Piyush Shivam, Jeff Smith and I (Sun) presented three different pNFS server related topics in the OpenSolaris pNFS Server WiP. Piyush presented on the state division that pNFS introduces. Jeff presented on trade-offs for when to store the layouts persistently. I presented on how to the management of the OpenSolaris pNFS implementation will look. This presentation generated a good amount of discussion. One of the side discussions that occurred was about the OpenSolaris Control Protocol. The Linux community is also looking at the requirements of the MDS to DS communication and this is another aspect of pNFS that we could collaborate on.

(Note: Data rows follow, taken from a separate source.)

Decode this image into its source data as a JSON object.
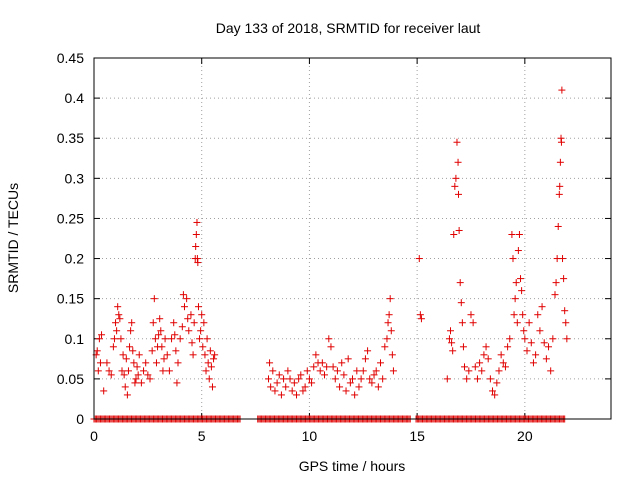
{
  "chart_data": {
    "type": "scatter",
    "title": "Day 133 of 2018, SRMTID for receiver laut",
    "xlabel": "GPS time / hours",
    "ylabel": "SRMTID / TECUs",
    "xlim": [
      0,
      24
    ],
    "ylim": [
      0,
      0.45
    ],
    "xticks": [
      0,
      5,
      10,
      15,
      20
    ],
    "xtick_labels": [
      "0",
      "5",
      "10",
      "15",
      "20"
    ],
    "yticks": [
      0,
      0.05,
      0.1,
      0.15,
      0.2,
      0.25,
      0.3,
      0.35,
      0.4,
      0.45
    ],
    "ytick_labels": [
      "0",
      "0.05",
      "0.1",
      "0.15",
      "0.2",
      "0.25",
      "0.3",
      "0.35",
      "0.4",
      "0.45"
    ],
    "grid": true,
    "marker": "+",
    "color": "#e00000",
    "series": [
      {
        "name": "SRMTID",
        "points": [
          [
            0.1,
            0.08
          ],
          [
            0.15,
            0.085
          ],
          [
            0.2,
            0.06
          ],
          [
            0.25,
            0.1
          ],
          [
            0.3,
            0.07
          ],
          [
            0.35,
            0.105
          ],
          [
            0.45,
            0.035
          ],
          [
            0.6,
            0.07
          ],
          [
            0.7,
            0.06
          ],
          [
            0.8,
            0.055
          ],
          [
            0.9,
            0.09
          ],
          [
            0.95,
            0.1
          ],
          [
            1.0,
            0.12
          ],
          [
            1.05,
            0.11
          ],
          [
            1.1,
            0.14
          ],
          [
            1.15,
            0.13
          ],
          [
            1.2,
            0.125
          ],
          [
            1.25,
            0.1
          ],
          [
            1.3,
            0.06
          ],
          [
            1.35,
            0.08
          ],
          [
            1.4,
            0.055
          ],
          [
            1.45,
            0.04
          ],
          [
            1.5,
            0.075
          ],
          [
            1.55,
            0.03
          ],
          [
            1.6,
            0.06
          ],
          [
            1.65,
            0.09
          ],
          [
            1.7,
            0.11
          ],
          [
            1.75,
            0.12
          ],
          [
            1.8,
            0.085
          ],
          [
            1.85,
            0.07
          ],
          [
            1.9,
            0.045
          ],
          [
            1.95,
            0.05
          ],
          [
            2.0,
            0.065
          ],
          [
            2.05,
            0.055
          ],
          [
            2.1,
            0.08
          ],
          [
            2.2,
            0.045
          ],
          [
            2.3,
            0.06
          ],
          [
            2.4,
            0.07
          ],
          [
            2.5,
            0.055
          ],
          [
            2.6,
            0.05
          ],
          [
            2.7,
            0.085
          ],
          [
            2.75,
            0.12
          ],
          [
            2.8,
            0.15
          ],
          [
            2.85,
            0.1
          ],
          [
            2.9,
            0.07
          ],
          [
            2.95,
            0.09
          ],
          [
            3.0,
            0.105
          ],
          [
            3.05,
            0.125
          ],
          [
            3.1,
            0.11
          ],
          [
            3.15,
            0.09
          ],
          [
            3.2,
            0.06
          ],
          [
            3.25,
            0.075
          ],
          [
            3.3,
            0.1
          ],
          [
            3.4,
            0.08
          ],
          [
            3.5,
            0.06
          ],
          [
            3.6,
            0.1
          ],
          [
            3.7,
            0.12
          ],
          [
            3.75,
            0.105
          ],
          [
            3.8,
            0.085
          ],
          [
            3.85,
            0.045
          ],
          [
            3.9,
            0.07
          ],
          [
            4.0,
            0.1
          ],
          [
            4.1,
            0.115
          ],
          [
            4.15,
            0.155
          ],
          [
            4.2,
            0.14
          ],
          [
            4.3,
            0.15
          ],
          [
            4.35,
            0.125
          ],
          [
            4.4,
            0.11
          ],
          [
            4.5,
            0.13
          ],
          [
            4.55,
            0.095
          ],
          [
            4.6,
            0.08
          ],
          [
            4.65,
            0.12
          ],
          [
            4.7,
            0.2
          ],
          [
            4.72,
            0.215
          ],
          [
            4.75,
            0.23
          ],
          [
            4.78,
            0.245
          ],
          [
            4.8,
            0.2
          ],
          [
            4.82,
            0.195
          ],
          [
            4.85,
            0.14
          ],
          [
            4.9,
            0.1
          ],
          [
            4.95,
            0.11
          ],
          [
            5.0,
            0.13
          ],
          [
            5.05,
            0.09
          ],
          [
            5.1,
            0.12
          ],
          [
            5.15,
            0.08
          ],
          [
            5.2,
            0.06
          ],
          [
            5.25,
            0.1
          ],
          [
            5.3,
            0.07
          ],
          [
            5.35,
            0.05
          ],
          [
            5.4,
            0.085
          ],
          [
            5.45,
            0.065
          ],
          [
            5.5,
            0.04
          ],
          [
            5.55,
            0.075
          ],
          [
            5.6,
            0.08
          ],
          [
            8.1,
            0.05
          ],
          [
            8.15,
            0.07
          ],
          [
            8.2,
            0.04
          ],
          [
            8.3,
            0.06
          ],
          [
            8.4,
            0.035
          ],
          [
            8.5,
            0.045
          ],
          [
            8.6,
            0.055
          ],
          [
            8.7,
            0.03
          ],
          [
            8.8,
            0.05
          ],
          [
            8.9,
            0.04
          ],
          [
            9.0,
            0.06
          ],
          [
            9.1,
            0.05
          ],
          [
            9.2,
            0.035
          ],
          [
            9.3,
            0.045
          ],
          [
            9.4,
            0.03
          ],
          [
            9.5,
            0.05
          ],
          [
            9.6,
            0.055
          ],
          [
            9.7,
            0.035
          ],
          [
            9.8,
            0.04
          ],
          [
            9.9,
            0.06
          ],
          [
            10.0,
            0.05
          ],
          [
            10.1,
            0.045
          ],
          [
            10.2,
            0.065
          ],
          [
            10.3,
            0.08
          ],
          [
            10.4,
            0.07
          ],
          [
            10.5,
            0.06
          ],
          [
            10.6,
            0.07
          ],
          [
            10.7,
            0.055
          ],
          [
            10.8,
            0.065
          ],
          [
            10.9,
            0.1
          ],
          [
            11.0,
            0.09
          ],
          [
            11.1,
            0.065
          ],
          [
            11.2,
            0.05
          ],
          [
            11.3,
            0.06
          ],
          [
            11.4,
            0.04
          ],
          [
            11.5,
            0.07
          ],
          [
            11.6,
            0.055
          ],
          [
            11.7,
            0.035
          ],
          [
            11.8,
            0.075
          ],
          [
            11.9,
            0.045
          ],
          [
            12.0,
            0.05
          ],
          [
            12.1,
            0.03
          ],
          [
            12.2,
            0.06
          ],
          [
            12.3,
            0.04
          ],
          [
            12.4,
            0.05
          ],
          [
            12.5,
            0.06
          ],
          [
            12.6,
            0.075
          ],
          [
            12.7,
            0.085
          ],
          [
            12.8,
            0.05
          ],
          [
            12.9,
            0.045
          ],
          [
            13.0,
            0.055
          ],
          [
            13.1,
            0.06
          ],
          [
            13.2,
            0.04
          ],
          [
            13.3,
            0.07
          ],
          [
            13.4,
            0.05
          ],
          [
            13.5,
            0.09
          ],
          [
            13.6,
            0.1
          ],
          [
            13.65,
            0.12
          ],
          [
            13.7,
            0.13
          ],
          [
            13.75,
            0.15
          ],
          [
            13.8,
            0.11
          ],
          [
            13.85,
            0.08
          ],
          [
            13.9,
            0.06
          ],
          [
            15.1,
            0.2
          ],
          [
            15.15,
            0.13
          ],
          [
            15.2,
            0.125
          ],
          [
            16.4,
            0.05
          ],
          [
            16.5,
            0.1
          ],
          [
            16.55,
            0.11
          ],
          [
            16.6,
            0.095
          ],
          [
            16.65,
            0.085
          ],
          [
            16.7,
            0.23
          ],
          [
            16.75,
            0.29
          ],
          [
            16.8,
            0.3
          ],
          [
            16.85,
            0.345
          ],
          [
            16.9,
            0.32
          ],
          [
            16.92,
            0.28
          ],
          [
            16.95,
            0.235
          ],
          [
            17.0,
            0.17
          ],
          [
            17.05,
            0.145
          ],
          [
            17.1,
            0.12
          ],
          [
            17.15,
            0.09
          ],
          [
            17.2,
            0.065
          ],
          [
            17.3,
            0.05
          ],
          [
            17.4,
            0.06
          ],
          [
            17.5,
            0.13
          ],
          [
            17.6,
            0.12
          ],
          [
            17.7,
            0.065
          ],
          [
            17.8,
            0.05
          ],
          [
            17.9,
            0.07
          ],
          [
            18.0,
            0.06
          ],
          [
            18.1,
            0.08
          ],
          [
            18.2,
            0.09
          ],
          [
            18.3,
            0.075
          ],
          [
            18.4,
            0.05
          ],
          [
            18.5,
            0.035
          ],
          [
            18.6,
            0.03
          ],
          [
            18.7,
            0.045
          ],
          [
            18.8,
            0.06
          ],
          [
            18.9,
            0.08
          ],
          [
            19.0,
            0.07
          ],
          [
            19.1,
            0.065
          ],
          [
            19.2,
            0.09
          ],
          [
            19.3,
            0.1
          ],
          [
            19.4,
            0.23
          ],
          [
            19.45,
            0.2
          ],
          [
            19.5,
            0.13
          ],
          [
            19.55,
            0.15
          ],
          [
            19.6,
            0.17
          ],
          [
            19.65,
            0.12
          ],
          [
            19.7,
            0.21
          ],
          [
            19.75,
            0.23
          ],
          [
            19.8,
            0.175
          ],
          [
            19.85,
            0.16
          ],
          [
            19.9,
            0.13
          ],
          [
            19.95,
            0.11
          ],
          [
            20.0,
            0.1
          ],
          [
            20.1,
            0.085
          ],
          [
            20.2,
            0.12
          ],
          [
            20.3,
            0.095
          ],
          [
            20.4,
            0.07
          ],
          [
            20.5,
            0.08
          ],
          [
            20.6,
            0.13
          ],
          [
            20.7,
            0.11
          ],
          [
            20.8,
            0.14
          ],
          [
            20.9,
            0.095
          ],
          [
            21.0,
            0.075
          ],
          [
            21.1,
            0.09
          ],
          [
            21.2,
            0.06
          ],
          [
            21.3,
            0.1
          ],
          [
            21.4,
            0.155
          ],
          [
            21.45,
            0.17
          ],
          [
            21.5,
            0.2
          ],
          [
            21.55,
            0.24
          ],
          [
            21.6,
            0.28
          ],
          [
            21.62,
            0.29
          ],
          [
            21.65,
            0.32
          ],
          [
            21.68,
            0.35
          ],
          [
            21.7,
            0.345
          ],
          [
            21.72,
            0.41
          ],
          [
            21.75,
            0.2
          ],
          [
            21.8,
            0.175
          ],
          [
            21.85,
            0.135
          ],
          [
            21.9,
            0.12
          ],
          [
            21.95,
            0.1
          ]
        ]
      }
    ],
    "zero_runs": [
      [
        0.0,
        6.8
      ],
      [
        7.6,
        14.7
      ],
      [
        14.95,
        21.9
      ]
    ]
  }
}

Benny Halevy (Panasas) gave two talks. First, he was the moderator for a discussion on the Linux VFS API for the Server. Second, he presented the dirty page state model Linux pNFS. The first presentation brought up the point, again, of standardization of the control protocol and whether or not this should be an NFSv4 WG item. The second presentation covered the page flushing in NFS and the differences between regular NFS and pNFS. The presentation gives a great picture of the state model for the dirty page syncing with pNFS. It was an interesting talk that discussed a lot of the corner cases of page syncing and Layouts. For example, what happens if your page spans multiple layouts. What happens if you have a Layout when you write, but don't have one when you commit? I also learned that the NetApp server always returns with STABLE writes because of its use of NVRAM in the filer.
Pranoop Erasani (NetApp) presented on the Clustered ONTAP pNFS Server. This gave a detailed overview of the next version of NetApp's next generation ONTAP server.

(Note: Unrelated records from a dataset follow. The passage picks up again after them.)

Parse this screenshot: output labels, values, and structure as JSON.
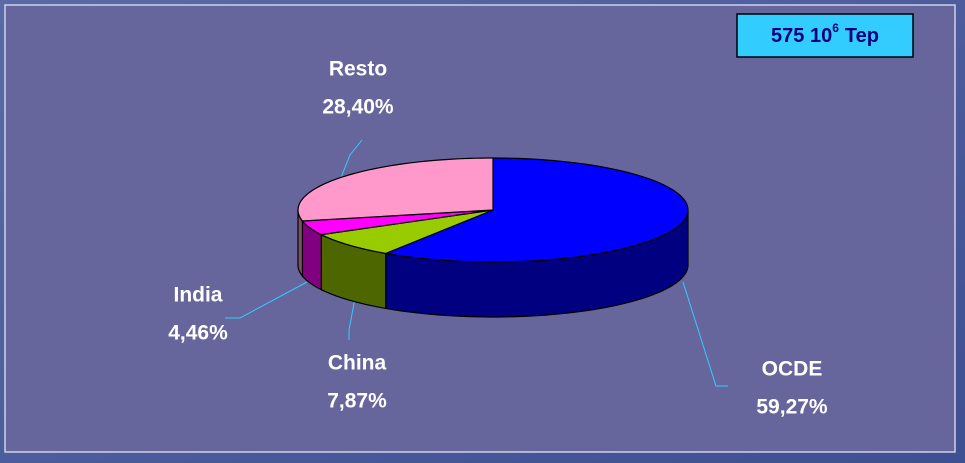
{
  "chart_data": {
    "type": "pie",
    "annotation": {
      "base": "575 10",
      "sup": "6",
      "unit": "Tep"
    },
    "categories": [
      "OCDE",
      "China",
      "India",
      "Resto"
    ],
    "values": [
      59.27,
      7.87,
      4.46,
      28.4
    ],
    "value_labels": [
      "59,27%",
      "7,87%",
      "4,46%",
      "28,40%"
    ],
    "colors": [
      "#0000ff",
      "#99cc00",
      "#ff00ff",
      "#ff99cc"
    ],
    "side_colors": [
      "#000080",
      "#4d6600",
      "#800080",
      "#804d66"
    ]
  }
}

Sam Falkner (Sun) presented on nnodes, an abstraction layer for NAS. Nnodes are a major part of the OpenSolaris NFS server architecture. The need for something like nnodes was apparent when the NFSv4.1 server entities (MDS and DS) in the OpenSolaris server were similar in many areas (e.g. sessions implementation), but very different in others (e.g. method for accessing data). Nnodes allows for the right flexibility in data and metadata access methods.

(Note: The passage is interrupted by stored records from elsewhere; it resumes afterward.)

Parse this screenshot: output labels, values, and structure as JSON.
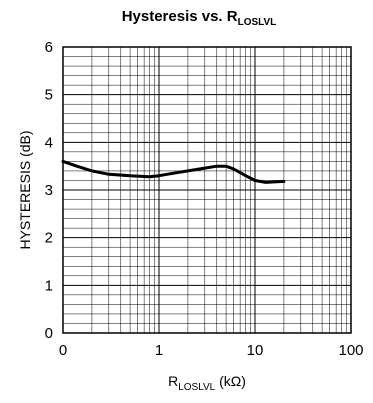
{
  "chart_data": {
    "type": "line",
    "title": {
      "main": "Hysteresis vs. R",
      "sub": "LOSLVL"
    },
    "xlabel": {
      "main": "R",
      "sub": "LOSLVL",
      "unit": " (kΩ)"
    },
    "ylabel": "HYSTERESIS (dB)",
    "x_scale": "log",
    "x_ticks": [
      {
        "value": 0.1,
        "label": "0"
      },
      {
        "value": 1,
        "label": "1"
      },
      {
        "value": 10,
        "label": "10"
      },
      {
        "value": 100,
        "label": "100"
      }
    ],
    "y_ticks": [
      "0",
      "1",
      "2",
      "3",
      "4",
      "5",
      "6"
    ],
    "xlim": [
      0.1,
      100
    ],
    "ylim": [
      0,
      6
    ],
    "grid": true,
    "series": [
      {
        "values": [
          {
            "x": 0.1,
            "y": 3.6
          },
          {
            "x": 0.14,
            "y": 3.5
          },
          {
            "x": 0.2,
            "y": 3.4
          },
          {
            "x": 0.3,
            "y": 3.33
          },
          {
            "x": 0.5,
            "y": 3.3
          },
          {
            "x": 0.8,
            "y": 3.28
          },
          {
            "x": 1.0,
            "y": 3.3
          },
          {
            "x": 1.5,
            "y": 3.36
          },
          {
            "x": 2.0,
            "y": 3.4
          },
          {
            "x": 3.0,
            "y": 3.46
          },
          {
            "x": 4.0,
            "y": 3.5
          },
          {
            "x": 5.0,
            "y": 3.5
          },
          {
            "x": 6.0,
            "y": 3.44
          },
          {
            "x": 8.0,
            "y": 3.3
          },
          {
            "x": 10.0,
            "y": 3.2
          },
          {
            "x": 13.0,
            "y": 3.16
          },
          {
            "x": 16.0,
            "y": 3.17
          },
          {
            "x": 20.0,
            "y": 3.18
          }
        ]
      }
    ]
  }
}
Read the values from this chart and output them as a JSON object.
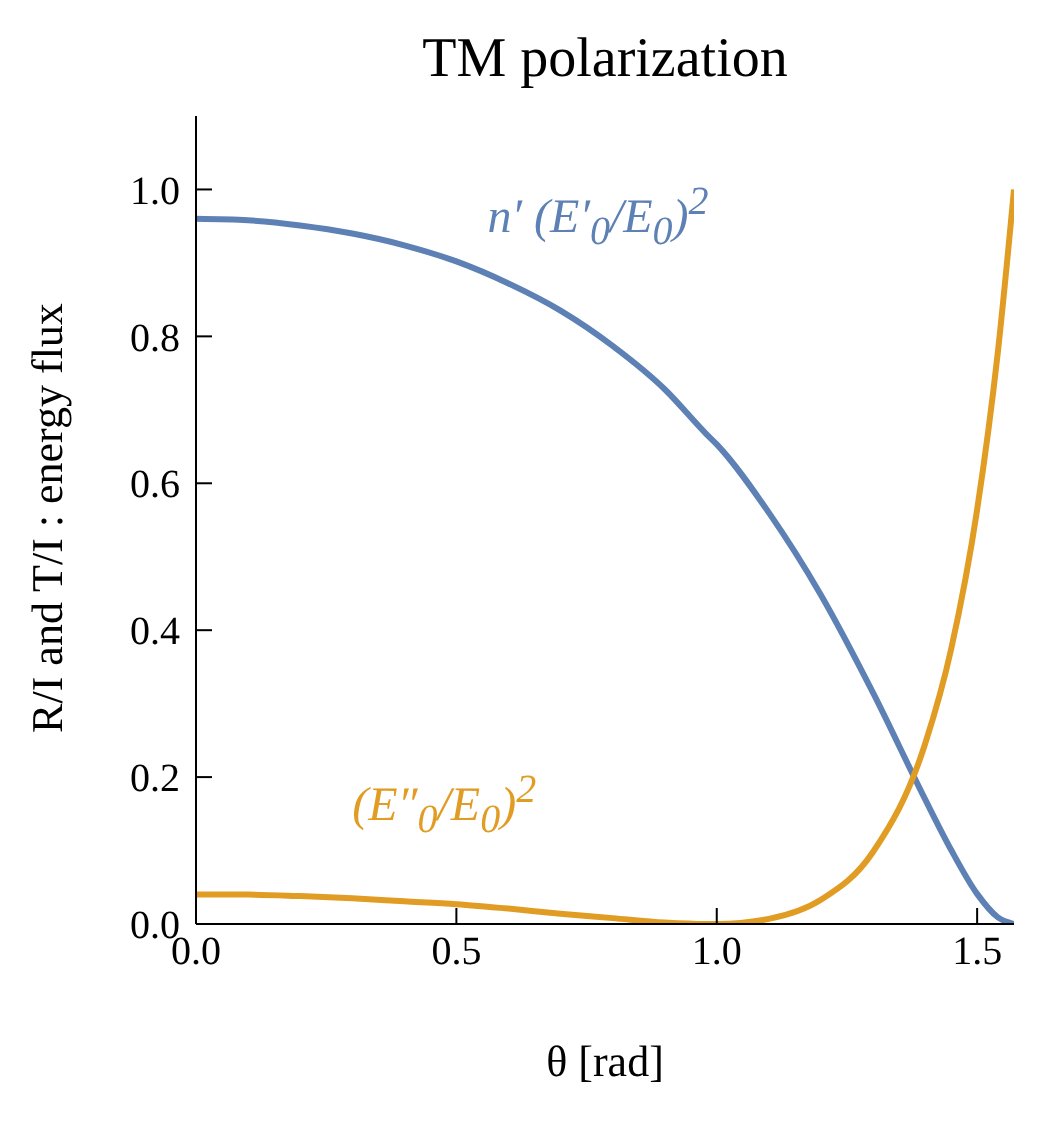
{
  "chart_data": {
    "type": "line",
    "title": "TM polarization",
    "xlabel": "θ [rad]",
    "ylabel": "R/I and T/I : energy flux",
    "x": [
      0,
      0.1,
      0.2,
      0.3,
      0.4,
      0.5,
      0.6,
      0.7,
      0.8,
      0.9,
      0.98,
      1.0,
      1.1,
      1.2,
      1.3,
      1.4,
      1.45,
      1.5,
      1.54,
      1.5708
    ],
    "series": [
      {
        "name": "n′ (E′$_{0}$/E$_{0}$)$^{2}$",
        "color": "#5e81b5",
        "values": [
          0.96,
          0.958,
          0.951,
          0.94,
          0.924,
          0.902,
          0.872,
          0.835,
          0.787,
          0.728,
          0.667,
          0.653,
          0.56,
          0.448,
          0.315,
          0.17,
          0.101,
          0.041,
          0.009,
          0
        ]
      },
      {
        "name": "(E″$_{0}$/E$_{0}$)$^{2}$",
        "color": "#e19c24",
        "values": [
          0.04,
          0.04,
          0.038,
          0.035,
          0.031,
          0.027,
          0.021,
          0.014,
          0.008,
          0.002,
          0,
          0,
          0.007,
          0.033,
          0.098,
          0.245,
          0.374,
          0.564,
          0.78,
          1
        ]
      }
    ],
    "xlim": [
      0,
      1.5708
    ],
    "ylim": [
      0,
      1.1
    ],
    "xticks": [
      {
        "value": 0,
        "label": "0.0"
      },
      {
        "value": 0.5,
        "label": "0.5"
      },
      {
        "value": 1,
        "label": "1.0"
      },
      {
        "value": 1.5,
        "label": "1.5"
      }
    ],
    "yticks": [
      {
        "value": 0,
        "label": "0.0"
      },
      {
        "value": 0.2,
        "label": "0.2"
      },
      {
        "value": 0.4,
        "label": "0.4"
      },
      {
        "value": 0.6,
        "label": "0.6"
      },
      {
        "value": 0.8,
        "label": "0.8"
      },
      {
        "value": 1,
        "label": "1.0"
      }
    ],
    "marker": "none"
  }
}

Bruce Fields (CITI) presented an overview of the CITI Linux Projects currently on their plate.
GPFS2 pNFS:
CITI was working on GFS2 backed pNFS implementation, but it is on the back burner right now. They are assuming that the infrastructure built for GFS2 will work for gpfs. I don't recall if this was a comment that Bruce made or a comment from someone in the audience, but it is still interesting: Findings have been that while cluster file system may make NFS work well, it makes pNFS hard. No reasons were given, but this is an interesting statement.
Blocks-based pNFS:
CITI is working on a block client for testing against the EMC server. Additionally, pyNFS server was done to simulate a block server to fill the gap when they didn't have the a server to test against, but now LSI and EMC have block servers. Therefore, pyNFS is not actively developed/used now.
NFSv4.1 SSV:
CITI has a prototype of SSV and would like someone to test against.
Directory Delegations:
Since no one in the community has a implementation of directory delegations, their implementation will stay on the shelf for a while longer.
File Delegations Problem:
They are fixing problem in that delegations are not recalled when files are REMOVE, RENAME, CHOWN, etc. on the local file system.
Client-side Referrals:
Trond has been doing work on this and it works if we have IPv4 addresses passed to the referral.